INTRIK.ID, BANGKA TENGAH – Bupati Bangka Tengah, Algafry Rahman tegaskan belum pernah mengeluarkan aturan untuk memotong TPP (Tambahan Penghasilan Pegawai) guru.

Hal itu disampaikannya saat ditemui awak media ketika memberikan bantuan ke masyarakat Desa Nibung, Selasa (5/4/2022).

“Sampai hari ini tidak ada perintah dari saya untuk menurunkan TPP, ini ada miskomunikasi saja,” ungkapnya.

Ia juga mengatakan tidak akan melakukan pemotongan hanya untuk para guru saja karena dirasa tidak adil.
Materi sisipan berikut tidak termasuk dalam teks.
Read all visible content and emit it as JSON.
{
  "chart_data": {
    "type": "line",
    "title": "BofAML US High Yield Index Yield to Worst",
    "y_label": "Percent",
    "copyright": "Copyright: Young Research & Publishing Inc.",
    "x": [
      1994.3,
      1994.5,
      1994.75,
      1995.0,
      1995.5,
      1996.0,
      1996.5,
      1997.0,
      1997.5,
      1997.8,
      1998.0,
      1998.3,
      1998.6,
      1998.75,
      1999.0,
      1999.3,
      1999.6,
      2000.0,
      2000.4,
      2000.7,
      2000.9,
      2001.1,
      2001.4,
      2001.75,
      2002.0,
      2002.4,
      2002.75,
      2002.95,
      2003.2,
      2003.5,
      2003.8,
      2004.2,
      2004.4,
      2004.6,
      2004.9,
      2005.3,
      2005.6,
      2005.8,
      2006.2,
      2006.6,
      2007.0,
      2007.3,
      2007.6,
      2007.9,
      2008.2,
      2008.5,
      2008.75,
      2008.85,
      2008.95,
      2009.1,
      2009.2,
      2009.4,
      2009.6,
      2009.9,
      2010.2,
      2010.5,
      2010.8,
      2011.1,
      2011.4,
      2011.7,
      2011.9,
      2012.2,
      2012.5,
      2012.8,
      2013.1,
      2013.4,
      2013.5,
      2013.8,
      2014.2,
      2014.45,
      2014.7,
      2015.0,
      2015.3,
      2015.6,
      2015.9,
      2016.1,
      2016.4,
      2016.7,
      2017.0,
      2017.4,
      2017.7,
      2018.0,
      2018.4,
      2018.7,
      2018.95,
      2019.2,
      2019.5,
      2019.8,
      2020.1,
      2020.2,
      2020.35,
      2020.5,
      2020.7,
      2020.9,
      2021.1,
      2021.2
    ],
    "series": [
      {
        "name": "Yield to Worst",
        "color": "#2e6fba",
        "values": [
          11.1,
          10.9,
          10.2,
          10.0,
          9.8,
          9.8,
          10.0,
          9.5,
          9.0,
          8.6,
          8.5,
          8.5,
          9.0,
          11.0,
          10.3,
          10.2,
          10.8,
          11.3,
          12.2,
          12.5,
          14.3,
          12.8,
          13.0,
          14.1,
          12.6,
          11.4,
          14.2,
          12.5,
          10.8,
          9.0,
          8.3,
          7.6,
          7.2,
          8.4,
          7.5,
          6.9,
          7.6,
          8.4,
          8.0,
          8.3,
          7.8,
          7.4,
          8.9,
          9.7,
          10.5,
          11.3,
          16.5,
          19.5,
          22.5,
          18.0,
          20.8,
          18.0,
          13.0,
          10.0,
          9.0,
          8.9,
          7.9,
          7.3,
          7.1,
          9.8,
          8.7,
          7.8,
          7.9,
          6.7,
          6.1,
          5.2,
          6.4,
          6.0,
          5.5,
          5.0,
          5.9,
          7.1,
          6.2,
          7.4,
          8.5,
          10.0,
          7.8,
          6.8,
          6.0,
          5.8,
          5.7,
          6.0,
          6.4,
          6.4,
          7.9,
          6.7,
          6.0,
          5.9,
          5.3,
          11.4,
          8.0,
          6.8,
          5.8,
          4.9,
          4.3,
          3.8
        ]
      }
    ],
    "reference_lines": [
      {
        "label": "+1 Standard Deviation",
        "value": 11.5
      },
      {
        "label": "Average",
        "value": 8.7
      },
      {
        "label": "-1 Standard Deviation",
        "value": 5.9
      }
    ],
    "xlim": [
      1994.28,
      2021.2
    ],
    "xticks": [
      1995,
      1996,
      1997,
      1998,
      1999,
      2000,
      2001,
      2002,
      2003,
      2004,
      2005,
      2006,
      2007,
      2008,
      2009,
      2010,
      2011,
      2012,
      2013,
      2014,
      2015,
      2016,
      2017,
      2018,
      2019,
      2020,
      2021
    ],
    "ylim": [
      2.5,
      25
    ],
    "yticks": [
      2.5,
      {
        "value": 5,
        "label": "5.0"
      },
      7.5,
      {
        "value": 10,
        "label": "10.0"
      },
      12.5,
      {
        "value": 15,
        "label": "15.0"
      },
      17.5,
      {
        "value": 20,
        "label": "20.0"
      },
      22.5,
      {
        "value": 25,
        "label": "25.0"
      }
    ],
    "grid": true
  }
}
“Tidak mungkin pemotongan cuma untuk guru, masa para kepala dinas dan camat ini dapat TPP gak dipotong. Jadi tidak mungkin ada pemotongan. Saya juga sudah hubungi Dinas Pendidikan serta Dinas kepegawaian. Ini hanya ada miskomunikasi saja masalah TPP,” tegas Alagafry.

Sementara itu, Ketua DPRD Bangka Tengah, Me Hoa mengaku tidak mengetahui adanya pemotongan tersebut.

“Saya justru tidak tau. Makanya setelah dapat info saya langsung hubungi pak bupati,” ungkapnya.

Ia menegaskan, DPRD Bateng dan Pemkab Bateng telah sepakat untuk tidak ada pemotongan TPP dan gaji guru honorer.

Selain itu, politisi partai PDIP itu juga mengaku tidak pernah dilibatkan saat pembahasan mengenai peraturan bupati nomor 22 tahun 2022 tentang pemberian penghasilan tambahan bagi ASN.

“Di Badan Anggaran kami sudah sepakat untuk tidak memotong bahkan dengan anggaran defisisit. Mengenai Perbub 22 itu alangkah baiknya dimintai pendapat DPRD juga,” jelas Me Hoa.